29 mai 2009

Histoire d'histoires


Raconter des histoires.

Voilà ce que le jeune homme que je suis souhaitait faire avant tout. Ne pas s’en conter à lui-même, mais bien commencer par dire, écrire, raconter. Une petite formation en histoire après et j’en suis toujours là. À me torturer l’esprit sur la nuance entre écrire l’histoire et écrire des histoires, chose que je préfère de loin et pour laquelle je suis plus fait.

En parlant d’histoire, un fait-divers est parvenu à mes oreilles dernièrement, et les a diantrement alarmées. À ce qu’il paraît, la Glorieuse Fédération de Russie a profité des commémorations de la victoire dans la Grande Guerre Patriotique (ou la Seconde Guerre Mondiale pour nous autres occidentaux) le 9 Mai pour inaugurer une commission plus ou moins compétente, chargée de lutter contre les mauvaises interprétations de l’histoire. Pour faire simple, cette commission a pour objet de lutter contre les études historiques s’éloignant peu ou prou de la belle image d’Epinal du peuple russe (grand, blond, l’œil vif et la poitrine musclée, une sorte de Stakhanov-soldat) se levant pour lutter contre l’hydre à trois têtes nazie et libérant ensuite l’Europe de l’Est d’un joug national-socialiste. Pour le plus grand bonheur des peuples évidemment.

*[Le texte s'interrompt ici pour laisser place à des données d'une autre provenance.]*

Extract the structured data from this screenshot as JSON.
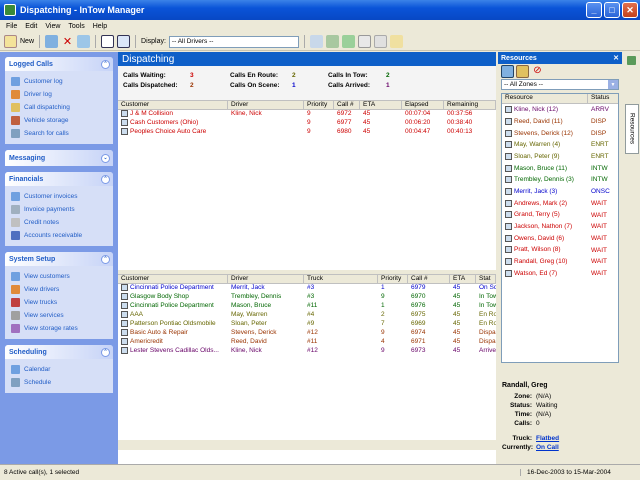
{
  "window": {
    "title": "Dispatching - InTow Manager"
  },
  "menu": [
    "File",
    "Edit",
    "View",
    "Tools",
    "Help"
  ],
  "toolbar": {
    "new_label": "New",
    "display_label": "Display:",
    "display_value": "-- All Drivers --"
  },
  "left": {
    "panels": [
      {
        "title": "Logged Calls",
        "items": [
          "Customer log",
          "Driver log",
          "Call dispatching",
          "Vehicle storage",
          "Search for calls"
        ]
      },
      {
        "title": "Messaging",
        "items": []
      },
      {
        "title": "Financials",
        "items": [
          "Customer invoices",
          "Invoice payments",
          "Credit notes",
          "Accounts receivable"
        ]
      },
      {
        "title": "System Setup",
        "items": [
          "View customers",
          "View drivers",
          "View trucks",
          "View services",
          "View storage rates"
        ]
      },
      {
        "title": "Scheduling",
        "items": [
          "Calendar",
          "Schedule"
        ]
      }
    ]
  },
  "dispatch": {
    "title": "Dispatching",
    "stats": [
      {
        "label": "Calls Waiting:",
        "value": "3"
      },
      {
        "label": "Calls Dispatched:",
        "value": "2"
      },
      {
        "label": "Calls En Route:",
        "value": "2"
      },
      {
        "label": "Calls On Scene:",
        "value": "1"
      },
      {
        "label": "Calls In Tow:",
        "value": "2"
      },
      {
        "label": "Calls Arrived:",
        "value": "1"
      }
    ],
    "top_columns": [
      "Customer",
      "Driver",
      "Priority",
      "Call #",
      "ETA",
      "Elapsed",
      "Remaining"
    ],
    "top_rows": [
      {
        "customer": "J & M Collision",
        "driver": "Kline, Nick",
        "priority": "9",
        "call": "6972",
        "eta": "45",
        "elapsed": "00:07:04",
        "remaining": "00:37:56"
      },
      {
        "customer": "Cash Customers (Ohio)",
        "driver": "",
        "priority": "9",
        "call": "6977",
        "eta": "45",
        "elapsed": "00:06:20",
        "remaining": "00:38:40"
      },
      {
        "customer": "Peoples Choice Auto Care",
        "driver": "",
        "priority": "9",
        "call": "6980",
        "eta": "45",
        "elapsed": "00:04:47",
        "remaining": "00:40:13"
      }
    ],
    "bottom_columns": [
      "Customer",
      "Driver",
      "Truck",
      "Priority",
      "Call #",
      "ETA",
      "Stat"
    ],
    "bottom_rows": [
      {
        "customer": "Cincinnati Police Department",
        "driver": "Merrit, Jack",
        "truck": "#3",
        "priority": "1",
        "call": "6979",
        "eta": "45",
        "stat": "On Sc",
        "color": "#0000cc"
      },
      {
        "customer": "Glasgow Body Shop",
        "driver": "Trembley, Dennis",
        "truck": "#3",
        "priority": "9",
        "call": "6970",
        "eta": "45",
        "stat": "In Tow",
        "color": "#006600"
      },
      {
        "customer": "Cincinnati Police Department",
        "driver": "Mason, Bruce",
        "truck": "#11",
        "priority": "1",
        "call": "6976",
        "eta": "45",
        "stat": "In Tow",
        "color": "#006600"
      },
      {
        "customer": "AAA",
        "driver": "May, Warren",
        "truck": "#4",
        "priority": "2",
        "call": "6975",
        "eta": "45",
        "stat": "En Ro",
        "color": "#666600"
      },
      {
        "customer": "Patterson Pontiac Oldsmobile",
        "driver": "Sloan, Peter",
        "truck": "#9",
        "priority": "7",
        "call": "6969",
        "eta": "45",
        "stat": "En Ro",
        "color": "#666600"
      },
      {
        "customer": "Basic Auto & Repair",
        "driver": "Stevens, Derick",
        "truck": "#12",
        "priority": "9",
        "call": "6974",
        "eta": "45",
        "stat": "Dispa",
        "color": "#993300"
      },
      {
        "customer": "Americredit",
        "driver": "Reed, David",
        "truck": "#11",
        "priority": "4",
        "call": "6971",
        "eta": "45",
        "stat": "Dispa",
        "color": "#993300"
      },
      {
        "customer": "Lester Stevens Cadillac Olds...",
        "driver": "Kline, Nick",
        "truck": "#12",
        "priority": "9",
        "call": "6973",
        "eta": "45",
        "stat": "Arrive",
        "color": "#660066"
      }
    ]
  },
  "resources": {
    "title": "Resources",
    "zone": "-- All Zones --",
    "columns": [
      "Resource",
      "Status"
    ],
    "rows": [
      {
        "name": "Kline, Nick (12)",
        "status": "ARRV",
        "color": "#660066"
      },
      {
        "name": "Reed, David (11)",
        "status": "DISP",
        "color": "#993300"
      },
      {
        "name": "Stevens, Derick (12)",
        "status": "DISP",
        "color": "#993300"
      },
      {
        "name": "May, Warren (4)",
        "status": "ENRT",
        "color": "#666600"
      },
      {
        "name": "Sloan, Peter (9)",
        "status": "ENRT",
        "color": "#666600"
      },
      {
        "name": "Mason, Bruce (11)",
        "status": "INTW",
        "color": "#006600"
      },
      {
        "name": "Trembley, Dennis (3)",
        "status": "INTW",
        "color": "#006600"
      },
      {
        "name": "Merrit, Jack (3)",
        "status": "ONSC",
        "color": "#0000cc"
      },
      {
        "name": "Andrews, Mark (2)",
        "status": "WAIT",
        "color": "#cc0000"
      },
      {
        "name": "Grand, Terry (5)",
        "status": "WAIT",
        "color": "#cc0000"
      },
      {
        "name": "Jackson, Nathon (7)",
        "status": "WAIT",
        "color": "#cc0000"
      },
      {
        "name": "Owens, David (6)",
        "status": "WAIT",
        "color": "#cc0000"
      },
      {
        "name": "Pratt, Wilson (8)",
        "status": "WAIT",
        "color": "#cc0000"
      },
      {
        "name": "Randall, Greg (10)",
        "status": "WAIT",
        "color": "#cc0000"
      },
      {
        "name": "Watson, Ed (7)",
        "status": "WAIT",
        "color": "#cc0000"
      }
    ],
    "detail": {
      "name": "Randall, Greg",
      "zone_label": "Zone:",
      "zone": "(N/A)",
      "status_label": "Status:",
      "status": "Waiting",
      "time_label": "Time:",
      "time": "(N/A)",
      "calls_label": "Calls:",
      "calls": "0",
      "truck_label": "Truck:",
      "truck": "Flatbed",
      "currently_label": "Currently:",
      "currently": "On Call"
    },
    "tab_label": "Resources"
  },
  "status": {
    "left": "8 Active call(s), 1 selected",
    "right": "16-Dec-2003 to 15-Mar-2004"
  }
}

Évidemment, les peuples en question (Lettonie, Géorgie, Lituanie, Ukraine, j’en passe et des meilleures) estiment -à tort selon la Russie, et comme l’on sait depuis toujours, le tort tue- qu’une cinquantaine d’années de socialisme totalitaire soviétique ne peuvent plus trop être considérées comme la libération ultime de l’homme par l’homme (1) et enseignent à leurs chères têtes blondes (et brunes, et châtain, et peut-être même rousses mais je ne sais pas bien) une histoire un peu éloignée de la belle mythologie soviétique. Et le sujet fâche.

Car on a beau dire ce que l’on voudra sur l’effondrement de l’Union Soviétique, « you don’t mess with the USSR (2) ». Un point c’est tout. En même temps je me mets à la place de Medvedev (rechercher dans l’encyclopédie à marionnette de Poutine) et je comprends sa réaction : « Nan mais oh (accent russe, NdT), ce ne sont pas des petits pays racistes envers leur population russe qui vont nous donner des leçons d’histoire. Et ce n’est pas parce qu’elles ne font plus partie de l’Empire [enfin, de l’Union, j’ai toujours eu du mal à suivre les changements de logo pour cacher une faute affreuse, comme le Crédit Lyonnais devenant LCL après l’affaire Tapie, NdT] qu’on va leur laisser dire ce qu’elles veulent. Regardez ce que la France a réussi à faire avec ses colonies depuis les années 60, regardez ensuite ce qu’on a mis à la Géorgie ces derniers mois. Pourquoi pas nous ? »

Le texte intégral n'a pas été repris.